Se trata de preservar a los niños de los peligros de un trauma. Y de los riesgos de relacionarlos con la noción de la mortalidad, como si no empezáramos a morir desde el día mismo en que nacemos.
Es interesante la iniciativa del “remake” no porque tenga el menor atractivo la película, sino por las pretensiones de infantilización y de anestesia que implican despojar a “Bambi” del duelo materno. De hecho, el verdadero objetivo de este delirio proteccionista tanto consiste en evitar la orfandad del cervatillo como en negar la existencia de la muerte en sí misma. Somos inmortales. O fingimos serlo, de tal manera que abjuramos de cualquier recordatorio y referencia, escondidos en el líquido amniótico.
Me refiero a que las sociedades inodoras, incoloras e insípidas neutralizan cualquier expresión de dolor y decadencia. Encerramos a nuestros ancianos en residencias. Convertimos la cirugía plástica en el atajo de la eternidad.

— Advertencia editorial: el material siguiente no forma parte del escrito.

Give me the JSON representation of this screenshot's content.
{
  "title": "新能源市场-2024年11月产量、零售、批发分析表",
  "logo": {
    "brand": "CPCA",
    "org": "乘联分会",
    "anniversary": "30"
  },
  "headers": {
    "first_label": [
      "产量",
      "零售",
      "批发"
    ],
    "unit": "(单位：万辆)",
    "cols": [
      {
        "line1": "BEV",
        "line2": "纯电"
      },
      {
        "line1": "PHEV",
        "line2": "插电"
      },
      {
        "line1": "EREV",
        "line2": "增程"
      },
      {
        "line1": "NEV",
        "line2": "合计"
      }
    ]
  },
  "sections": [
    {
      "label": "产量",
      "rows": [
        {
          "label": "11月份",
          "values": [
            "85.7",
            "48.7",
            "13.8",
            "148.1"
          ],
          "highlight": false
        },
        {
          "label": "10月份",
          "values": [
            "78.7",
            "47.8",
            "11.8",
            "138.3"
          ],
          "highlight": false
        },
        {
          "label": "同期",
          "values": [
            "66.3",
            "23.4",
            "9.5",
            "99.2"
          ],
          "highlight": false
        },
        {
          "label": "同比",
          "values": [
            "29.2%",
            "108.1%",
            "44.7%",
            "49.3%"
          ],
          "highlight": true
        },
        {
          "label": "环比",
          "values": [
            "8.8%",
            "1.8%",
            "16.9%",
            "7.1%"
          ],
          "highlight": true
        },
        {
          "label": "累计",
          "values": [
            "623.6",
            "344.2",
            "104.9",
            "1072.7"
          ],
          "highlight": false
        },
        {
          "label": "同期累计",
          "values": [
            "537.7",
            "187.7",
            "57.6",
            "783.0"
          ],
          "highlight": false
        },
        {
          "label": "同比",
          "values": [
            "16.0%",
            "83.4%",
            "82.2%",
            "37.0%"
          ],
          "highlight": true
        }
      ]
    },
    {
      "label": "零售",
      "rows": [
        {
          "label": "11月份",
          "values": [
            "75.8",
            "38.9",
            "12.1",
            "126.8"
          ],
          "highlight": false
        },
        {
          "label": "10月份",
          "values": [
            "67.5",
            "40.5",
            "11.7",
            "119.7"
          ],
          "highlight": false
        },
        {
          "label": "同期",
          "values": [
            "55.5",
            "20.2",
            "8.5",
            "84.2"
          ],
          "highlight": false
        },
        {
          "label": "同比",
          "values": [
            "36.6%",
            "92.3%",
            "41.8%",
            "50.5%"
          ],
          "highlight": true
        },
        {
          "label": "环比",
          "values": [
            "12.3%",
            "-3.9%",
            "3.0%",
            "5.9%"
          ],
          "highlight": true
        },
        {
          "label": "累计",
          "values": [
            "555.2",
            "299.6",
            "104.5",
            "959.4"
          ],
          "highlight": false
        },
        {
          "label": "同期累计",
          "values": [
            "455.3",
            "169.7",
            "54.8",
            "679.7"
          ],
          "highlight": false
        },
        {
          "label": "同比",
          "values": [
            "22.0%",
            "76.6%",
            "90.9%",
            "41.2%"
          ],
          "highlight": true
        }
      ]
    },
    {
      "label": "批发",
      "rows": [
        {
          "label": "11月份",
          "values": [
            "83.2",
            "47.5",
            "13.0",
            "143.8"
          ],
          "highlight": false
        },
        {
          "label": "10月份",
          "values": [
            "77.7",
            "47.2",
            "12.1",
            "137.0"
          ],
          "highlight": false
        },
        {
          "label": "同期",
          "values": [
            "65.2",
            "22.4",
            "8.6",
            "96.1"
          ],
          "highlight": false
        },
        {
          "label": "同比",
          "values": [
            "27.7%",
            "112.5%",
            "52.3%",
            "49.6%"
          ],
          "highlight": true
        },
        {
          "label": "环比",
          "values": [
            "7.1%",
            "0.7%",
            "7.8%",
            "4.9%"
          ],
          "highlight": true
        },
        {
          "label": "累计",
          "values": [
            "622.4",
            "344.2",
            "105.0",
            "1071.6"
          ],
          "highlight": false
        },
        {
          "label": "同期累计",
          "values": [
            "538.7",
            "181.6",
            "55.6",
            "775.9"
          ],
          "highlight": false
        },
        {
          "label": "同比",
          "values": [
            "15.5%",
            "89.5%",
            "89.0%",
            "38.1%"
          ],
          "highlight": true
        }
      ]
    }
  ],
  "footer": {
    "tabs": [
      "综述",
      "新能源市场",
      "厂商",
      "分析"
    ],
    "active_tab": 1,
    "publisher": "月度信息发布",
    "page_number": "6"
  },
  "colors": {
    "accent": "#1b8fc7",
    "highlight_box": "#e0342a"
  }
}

Y concebimos una educación sobre-protectora cuyo objetivo radica en evitar el disgusto de cualquier obstáculo a nuestros hijos. Los eliminamos de su camino para que no tengan siquiera necesidad de saltarlos.
Es la razón por la que, en realidad, lo que hacemos es convertirlos en indefensos. Los encaprichamos. Y los despojamos de cualquier noción de gravedad. La muerte es el ejemplo categórico. La madre de Bambi, claro. Y cualquiera otra circunstancia que defina nuestra inequívoca finitud.
Semejante doctrina resulta falaz, contraproducente y hasta innecesaria. No queremos morirnos, claro. Y hemos elaborado el inventario de las religiones para encontrar alternativas metafísicas, aunque el área de la fe o del ilusionismo no contradice la relevancia inmanente de la muerte.
No me refiero a la necrofilia ni a la morbosidad del lado oscuro, sino a la relación que existe entre la muerte y la vida. La una le da todo el sentido a la otra -y viceversa-, de tal forma que no pueden escindirse mientras vivimos. Porque cuando morimos, la muerte ya es del todo inofensiva.
El problema de “Bambi” no es la muerte de la madre, sino la humanización de los animales. Y la naturalidad con que Disney los reanima como nuestros homólogos para luego revestirlos de todos las virtudes y defectos humanos.
Por eso revestía tanta importancia dotarlos de voz y de pensamiento. Y atribuirles las nociones éticas del mal y del bien, cuando los animales carecen de ellas. Y cuando la peculiaridad específica de nuestra especie consiste precisamente en que somos conscientes de la finitud. Y que nos enterramos. Y que hemos creado a Dios para resolver las angustias existenciales, sabiendo que Dios no es la respuesta, sino la pregunta.